Now within Mendoza, despite initially thinking that I wanted to pursue marketing, I really had no clue what I wanted to pursue. In the spring of my sophomore year, the IT department came out with a Visual Communication Design (VCD) concentration that involved classes like Web Applications and 2D Foundations (which I’m in now). Growing up, I had spent hours upon hours on the computer creating websites and making graphics, all the while feeling bad and thinking I should be doing something more productive than “playing on the computer.” When I looked over the course descriptions, I realized that my hobby must actually be worth something if Notre Dame is offering classes on it. It’s really neat to think that I’m studying something that I often use to procrastinate for other things.

Here’s where I’m at now: IT Management with a VCD concentration and a supplementary major in Asian Studies. I’m really excited about what I’m doing now and sometimes wonder what would have happened had I never had that knee injury. I'd like to think that I'd have eventually come to my senses and realized that engineering wasn’t for me.

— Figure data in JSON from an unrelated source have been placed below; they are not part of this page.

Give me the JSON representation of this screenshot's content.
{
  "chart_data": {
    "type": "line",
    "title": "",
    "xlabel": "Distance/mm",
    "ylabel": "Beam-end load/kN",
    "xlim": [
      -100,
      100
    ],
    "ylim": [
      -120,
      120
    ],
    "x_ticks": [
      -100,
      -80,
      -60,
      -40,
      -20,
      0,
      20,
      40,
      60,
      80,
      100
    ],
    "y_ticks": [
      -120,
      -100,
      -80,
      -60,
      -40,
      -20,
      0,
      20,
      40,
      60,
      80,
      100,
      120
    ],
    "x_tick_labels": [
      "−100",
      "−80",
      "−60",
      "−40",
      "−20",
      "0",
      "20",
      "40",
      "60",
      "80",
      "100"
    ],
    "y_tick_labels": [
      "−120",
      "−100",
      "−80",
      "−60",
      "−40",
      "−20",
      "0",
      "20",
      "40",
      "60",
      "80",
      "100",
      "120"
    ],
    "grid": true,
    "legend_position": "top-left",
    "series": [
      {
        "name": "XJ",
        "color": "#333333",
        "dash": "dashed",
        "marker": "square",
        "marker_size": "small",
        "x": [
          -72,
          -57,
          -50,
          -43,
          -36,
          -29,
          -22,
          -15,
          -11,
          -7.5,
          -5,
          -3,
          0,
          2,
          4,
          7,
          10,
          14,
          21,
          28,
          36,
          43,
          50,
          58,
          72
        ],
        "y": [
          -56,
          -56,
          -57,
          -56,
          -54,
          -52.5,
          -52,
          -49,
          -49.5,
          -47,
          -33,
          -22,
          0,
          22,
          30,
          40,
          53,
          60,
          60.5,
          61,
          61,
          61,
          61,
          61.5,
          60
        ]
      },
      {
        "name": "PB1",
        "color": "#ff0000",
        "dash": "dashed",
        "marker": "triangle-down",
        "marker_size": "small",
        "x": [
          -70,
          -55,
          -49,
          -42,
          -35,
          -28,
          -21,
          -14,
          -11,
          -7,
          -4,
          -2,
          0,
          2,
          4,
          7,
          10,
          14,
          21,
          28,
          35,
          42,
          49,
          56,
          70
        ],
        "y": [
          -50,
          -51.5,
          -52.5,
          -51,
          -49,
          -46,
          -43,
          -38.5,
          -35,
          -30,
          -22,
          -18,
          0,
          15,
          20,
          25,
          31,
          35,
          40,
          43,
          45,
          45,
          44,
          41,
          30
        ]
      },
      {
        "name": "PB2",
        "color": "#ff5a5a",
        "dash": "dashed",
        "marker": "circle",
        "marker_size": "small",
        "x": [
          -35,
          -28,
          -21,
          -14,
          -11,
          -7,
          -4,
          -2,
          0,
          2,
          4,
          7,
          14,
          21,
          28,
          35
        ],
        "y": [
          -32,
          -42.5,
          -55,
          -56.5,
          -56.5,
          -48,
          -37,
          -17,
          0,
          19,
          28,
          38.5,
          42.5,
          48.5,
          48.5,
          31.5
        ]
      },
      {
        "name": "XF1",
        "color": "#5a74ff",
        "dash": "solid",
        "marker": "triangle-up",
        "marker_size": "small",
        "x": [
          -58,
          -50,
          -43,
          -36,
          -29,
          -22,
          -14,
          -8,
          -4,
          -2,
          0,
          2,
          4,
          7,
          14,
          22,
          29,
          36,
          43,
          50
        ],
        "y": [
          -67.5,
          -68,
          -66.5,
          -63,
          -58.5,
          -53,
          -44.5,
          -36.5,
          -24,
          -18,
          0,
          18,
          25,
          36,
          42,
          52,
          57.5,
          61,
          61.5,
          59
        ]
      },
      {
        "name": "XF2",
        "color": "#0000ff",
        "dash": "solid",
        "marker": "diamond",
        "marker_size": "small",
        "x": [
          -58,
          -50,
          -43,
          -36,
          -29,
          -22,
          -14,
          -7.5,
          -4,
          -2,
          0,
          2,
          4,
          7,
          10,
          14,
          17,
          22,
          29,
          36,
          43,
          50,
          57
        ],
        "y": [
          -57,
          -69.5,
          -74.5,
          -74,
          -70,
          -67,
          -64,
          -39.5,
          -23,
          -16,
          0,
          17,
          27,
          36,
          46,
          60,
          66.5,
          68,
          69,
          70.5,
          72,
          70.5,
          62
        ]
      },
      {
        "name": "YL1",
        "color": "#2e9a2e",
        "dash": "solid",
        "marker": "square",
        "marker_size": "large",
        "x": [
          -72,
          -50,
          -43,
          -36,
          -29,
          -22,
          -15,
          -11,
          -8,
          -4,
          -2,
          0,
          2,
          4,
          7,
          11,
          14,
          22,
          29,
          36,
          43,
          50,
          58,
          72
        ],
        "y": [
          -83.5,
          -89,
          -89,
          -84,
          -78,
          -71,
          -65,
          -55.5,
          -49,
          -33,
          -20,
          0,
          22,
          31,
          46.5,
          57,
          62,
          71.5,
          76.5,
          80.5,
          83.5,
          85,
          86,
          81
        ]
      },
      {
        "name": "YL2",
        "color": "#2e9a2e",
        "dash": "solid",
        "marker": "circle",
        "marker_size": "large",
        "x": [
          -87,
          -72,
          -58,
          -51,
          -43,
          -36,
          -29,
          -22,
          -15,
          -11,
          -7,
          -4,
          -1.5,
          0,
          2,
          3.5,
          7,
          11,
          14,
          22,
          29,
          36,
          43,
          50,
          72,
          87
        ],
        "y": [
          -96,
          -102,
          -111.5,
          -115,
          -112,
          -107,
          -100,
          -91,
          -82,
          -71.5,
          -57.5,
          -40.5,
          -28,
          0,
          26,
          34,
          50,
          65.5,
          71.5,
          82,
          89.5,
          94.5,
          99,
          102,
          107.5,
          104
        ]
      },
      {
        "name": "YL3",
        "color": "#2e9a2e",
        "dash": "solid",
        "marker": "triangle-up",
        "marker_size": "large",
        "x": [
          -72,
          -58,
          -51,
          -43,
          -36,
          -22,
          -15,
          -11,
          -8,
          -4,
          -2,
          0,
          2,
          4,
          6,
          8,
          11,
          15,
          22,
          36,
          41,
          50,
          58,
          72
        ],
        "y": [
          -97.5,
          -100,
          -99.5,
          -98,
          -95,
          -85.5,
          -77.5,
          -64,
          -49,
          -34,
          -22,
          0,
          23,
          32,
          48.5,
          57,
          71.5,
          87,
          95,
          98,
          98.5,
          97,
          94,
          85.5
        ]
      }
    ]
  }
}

So, this little story is how I, as an ND student, stumbled into my major and let my experiences and interests ultimately shape my future plans. Finally, I’ll leave you with this quote by Steve Jobs, as it has greatly applied to my course of study and maybe even someday, my life:

 “You can't connect the dots looking forward; you can only connect them looking backwards. So you have to trust that the dots will somehow connect in your future. You have to trust in something - your gut, destiny, life, karma, whatever. Because believing that the dots will connect down the road will give you the confidence to follow your heart, even when it leads you off the well worn path."